The North Carolina Department of Insurance has a 6-step process on how to become an insurance agent in North Carolina. We’ll walk you through step-by-step; from the license application to insurance test prep, to the North Carolina insurance exam, and beyond.
This guide has everything you need to know to get your NC insurance license quickly and easily.
How to Get Your North Carolina Insurance License
Getting your insurance license in North Carolina is easy! Just follow our step-by-step guide. Be sure to bookmark this page so that you can visit it again throughout this process.
Step 1. Which Insurance Licenses Do You Need?
The first step to getting your insurance license is choosing which licenses you need. The most common licenses new insurance agents get are the property & casualty license (P&C), life and health insurance license (L&H).
The types of insurance products and policies you’ll be selling will determine which licenses you need. Here are some examples of the types of policies you can market with each license:
- Property and Casualty Insurance License – Auto Insurance, Home Insurance, Business Insurance, etc…

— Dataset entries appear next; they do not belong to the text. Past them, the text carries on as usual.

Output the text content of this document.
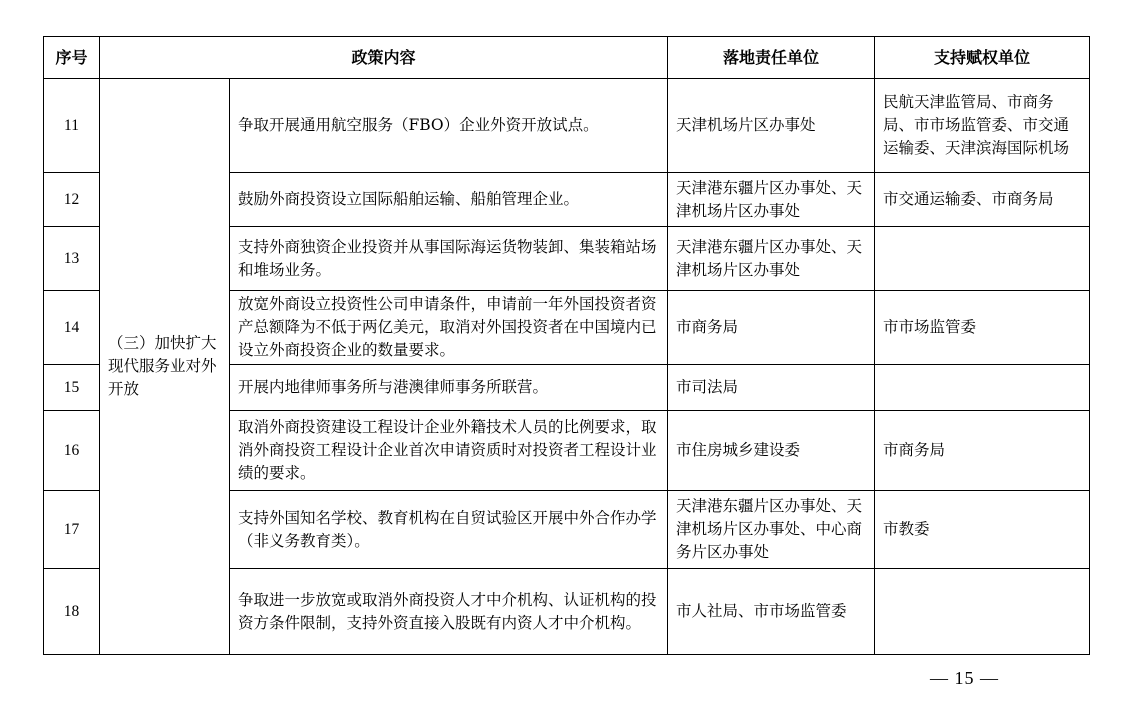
序号	政策内容		落地责任单位	支持赋权单位
11	（三）加快扩大现代服务业对外开放	争取开展通用航空服务（FBO）企业外资开放试点。	天津机场片区办事处	民航天津监管局、市商务局、市市场监管委、市交通运输委、天津滨海国际机场
12		鼓励外商投资设立国际船舶运输、船舶管理企业。	天津港东疆片区办事处、天津机场片区办事处	市交通运输委、市商务局
13		支持外商独资企业投资并从事国际海运货物装卸、集装箱站场和堆场业务。	天津港东疆片区办事处、天津机场片区办事处	
14		放宽外商设立投资性公司申请条件，申请前一年外国投资者资产总额降为不低于两亿美元，取消对外国投资者在中国境内已设立外商投资企业的数量要求。	市商务局	市市场监管委
15		开展内地律师事务所与港澳律师事务所联营。	市司法局	
16		取消外商投资建设工程设计企业外籍技术人员的比例要求，取消外商投资工程设计企业首次申请资质时对投资者工程设计业绩的要求。	市住房城乡建设委	市商务局
17		支持外国知名学校、教育机构在自贸试验区开展中外合作办学（非义务教育类）。	天津港东疆片区办事处、天津机场片区办事处、中心商务片区办事处	市教委
18		争取进一步放宽或取消外商投资人才中介机构、认证机构的投资方条件限制，支持外资直接入股既有内资人才中介机构。	市人社局、市市场监管委	
— 15 —
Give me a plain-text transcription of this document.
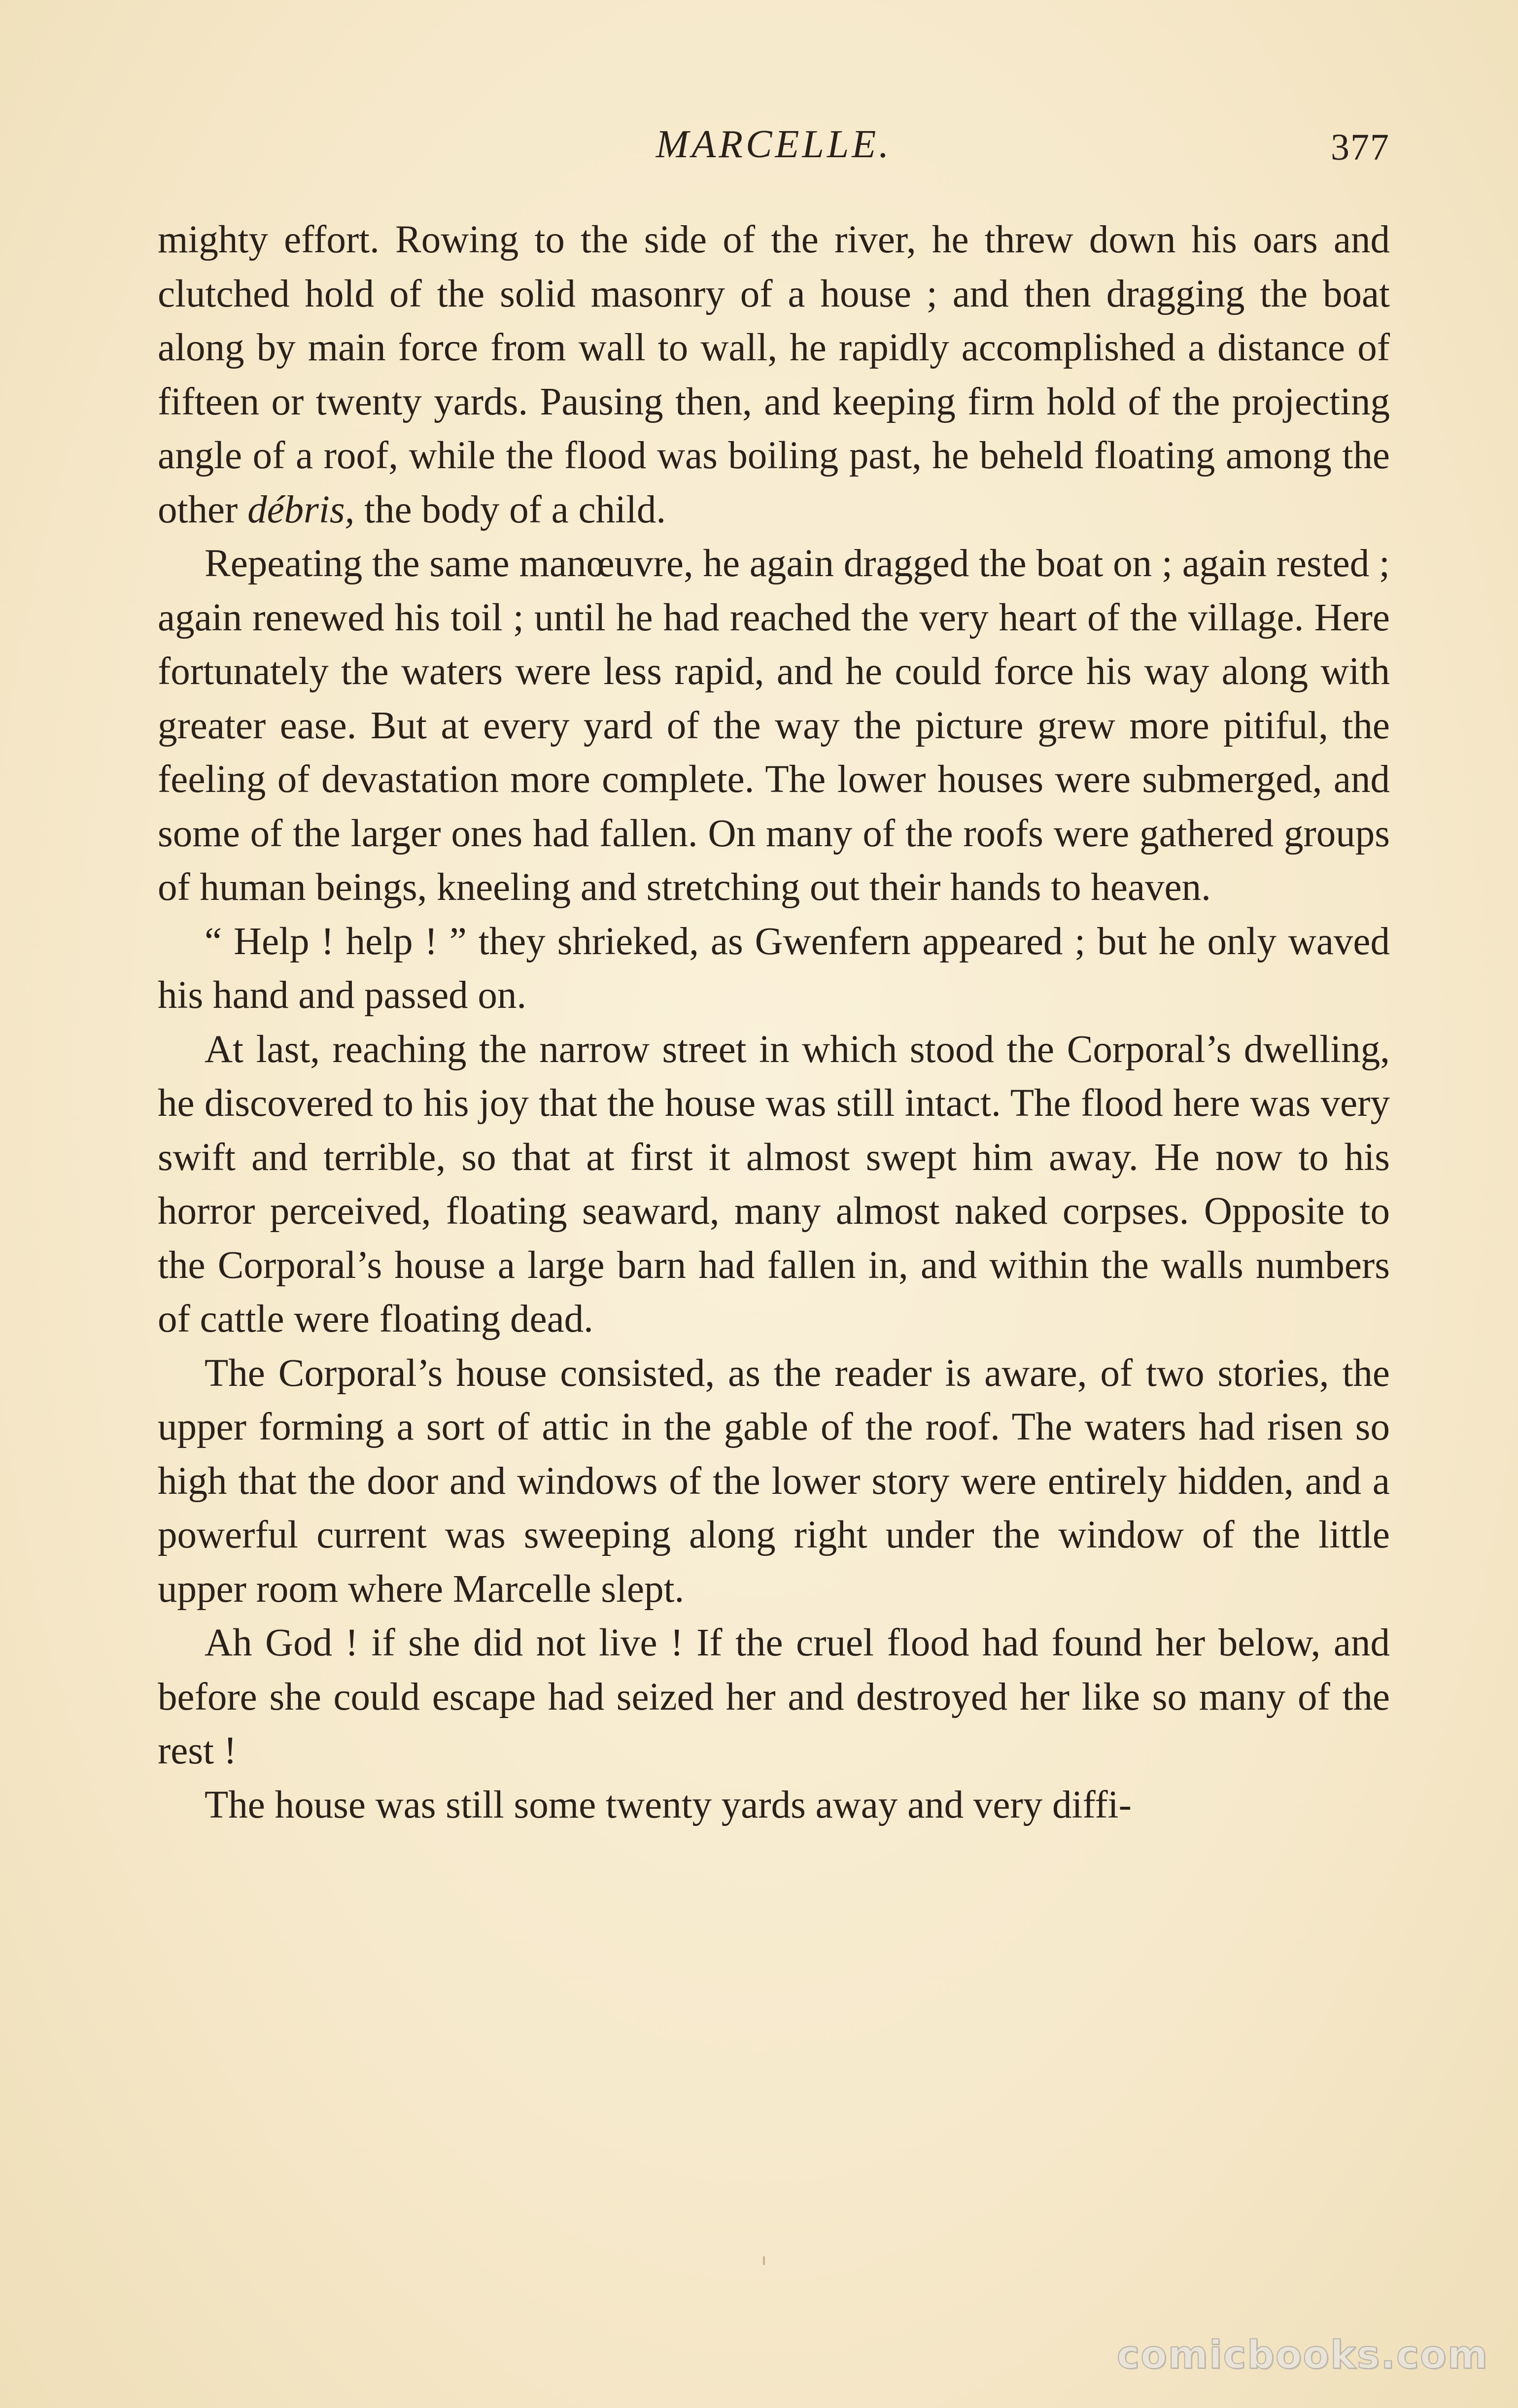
MARCELLE.	377

mighty effort. Rowing to the side of the river, he threw down his oars and clutched hold of the solid masonry of a house ; and then dragging the boat along by main force from wall to wall, he rapidly accomplished a distance of fifteen or twenty yards. Pausing then, and keeping firm hold of the projecting angle of a roof, while the flood was boiling past, he beheld floating among the other débris, the body of a child.

Repeating the same manœuvre, he again dragged the boat on ; again rested ; again renewed his toil ; until he had reached the very heart of the village. Here fortunately the waters were less rapid, and he could force his way along with greater ease. But at every yard of the way the picture grew more pitiful, the feeling of devastation more complete. The lower houses were submerged, and some of the larger ones had fallen. On many of the roofs were gathered groups of human beings, kneeling and stretching out their hands to heaven.

“ Help ! help ! ” they shrieked, as Gwenfern appeared ; but he only waved his hand and passed on.

At last, reaching the narrow street in which stood the Corporal’s dwelling, he discovered to his joy that the house was still intact. The flood here was very swift and terrible, so that at first it almost swept him away. He now to his horror perceived, floating seaward, many almost naked corpses. Opposite to the Corporal’s house a large barn had fallen in, and within the walls numbers of cattle were floating dead.

The Corporal’s house consisted, as the reader is aware, of two stories, the upper forming a sort of attic in the gable of the roof. The waters had risen so high that the door and windows of the lower story were entirely hidden, and a powerful current was sweeping along right under the window of the little upper room where Marcelle slept.

Ah God ! if she did not live ! If the cruel flood had found her below, and before she could escape had seized her and destroyed her like so many of the rest !

The house was still some twenty yards away and very diffi-

comicbooks.com
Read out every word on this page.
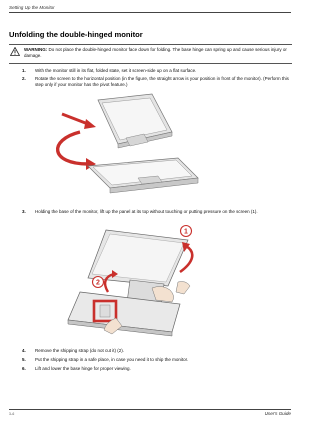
Setting Up the Monitor
Unfolding the double-hinged monitor
WARNING: Do not place the double-hinged monitor face down for folding. The base hinge can spring up and cause serious injury or damage.
1. With the monitor still in its flat, folded state, set it screen-side up on a flat surface.
2. Rotate the screen to the horizontal position (in the figure, the straight arrow is your position in front of the monitor). (Perform this step only if your monitor has the pivot feature.)
3. Holding the base of the monitor, lift up the panel at its top without touching or putting pressure on the screen (1).
1
2
4. Remove the shipping strap (do not cut it) (2).
5. Put the shipping strap in a safe place, in case you need it to ship the monitor.
6. Lift and lower the base hinge for proper viewing.
3–6	User's Guide
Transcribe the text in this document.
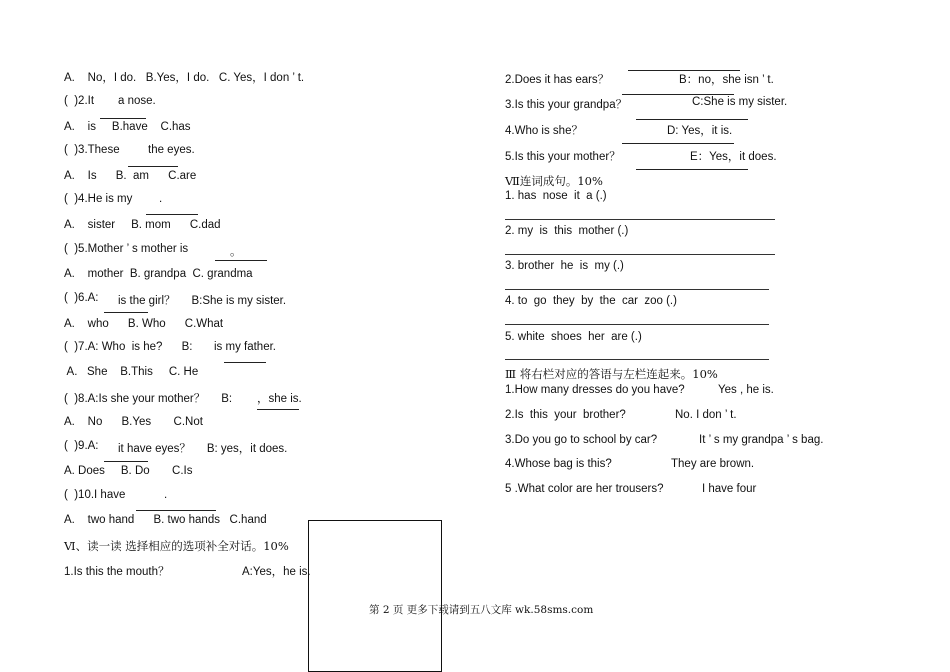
A.    No，I do.   B.Yes，I do.   C. Yes，I don ’ t.
(  )2.It a nose.
A.    is     B.have    C.has
(  )3.These the eyes.
A.    Is      B.  am      C.are
(  )4.He is my .
A.    sister     B. mom      C.dad
(  )5.Mother ’ s mother is	。
A.    mother  B. grandpa  C. grandma
(  )6.A: is the girl？     B:She is my sister.
A.    who      B. Who      C.What
(  )7.A: Who  is he?      B: is my father.
A.   She    B.This     C. He
(  )8.A:Is she your mother？     B: ，she is.
A.    No      B.Yes       C.Not
(  )9.A: it have eyes？     B: yes，it does.
A. Does     B. Do       C.Is
(  )10.I have	.
A.    two hand      B. two hands   C.hand
Ⅵ、读一读 选择相应的选项补全对话。10%
1.Is this the mouth？	A:Yes，he is.
2.Does it has ears？	B：no，she isn ’ t.
3.Is this your grandpa？	C:She is my sister.
4.Who is she？	D: Yes，it is.
5.Is this your mother？	E：Yes，it does.
Ⅶ连词成句。10%
1. has  nose  it  a (.)
2. my  is  this  mother (.)
3. brother  he  is  my (.)
4. to  go  they  by  the  car  zoo (.)
5. white  shoes  her  are (.)
Ⅲ 将右栏对应的答语与左栏连起来。10%
1.How many dresses do you have?	Yes , he is.
2.Is  this  your  brother?	No. I don ’ t.
3.Do you go to school by car?	It ’ s my grandpa ’ s bag.
4.Whose bag is this?	They are brown.
5 .What color are her trousers?	I have four
第 2 页 更多下载请到五八文库 wk.58sms.com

- Life and Health Insurance License – Life Insurance, Annuities, Medicare, Health Insurance, etc…
Most insurance agents and producers choose to get both P&C and L&H licenses, but if you plan on specializing in only one category then you don’t need every license.
Note:If you plan on specializing as a life insurance agent, then you may also need to hold a certain FINRA securities license.
Step 2. North Carolina Insurance Pre-License Education
After you’ve determined which licenses you need, you must now take your North Carolina insurance pre-license education courses.
Most folks choose to take their insurance pre-license course online. These courses are created specifically to give you the skills you need to pass the test. The types of licenses you choose (also known as “lines of authority”) will determine which courses you take.
Each line of authority in North Carolina requires twenty (20) hours of pre-license education. This means that if you wish to get a Property and Casualty license, you must take forty (40) hours of pre-licensing, and for Life, Accident, and Health you must also take forty (40) hours.
You will receive a certificate upon completion of the course. Keep this certificate, as you will need it when taking your exam.
In North Carolina, you have ninety (90) days to pass the insurance license exam after completing your pre-license education. If it’s more than ninety (90) days, you will need to retake the pre-license course.
Step 3. North Carolina Insurance License Application
Once you have completed your pre-licensing education, you are now ready to apply for your license. If you have more than one line of authority that you have passed the exam for, be sure to apply for all of those lines.
The fee for an online application is $50 per line, plus a $44 application fee, the $38 fingerprint fee, and a $6 NIPR fee for a total cost of $138.
Fill out your online application on the NIPR North Carolina page.
Step 4. Fingerprinting And Background Check
North Carolina requires that all insurance license applicants provide fingerprints prior to licensing. Giving your fingerprints will initiate a background check. If you have any prior misdemeanors or felonies, this may affect the outcome of your licensing efforts. For more information on this topic, call the North Carolina Department of Insurance at (919) 807-6800 or email the License Department.
The fee for fingerprinting is $38 (you should have already paid this fee when you submitted your application).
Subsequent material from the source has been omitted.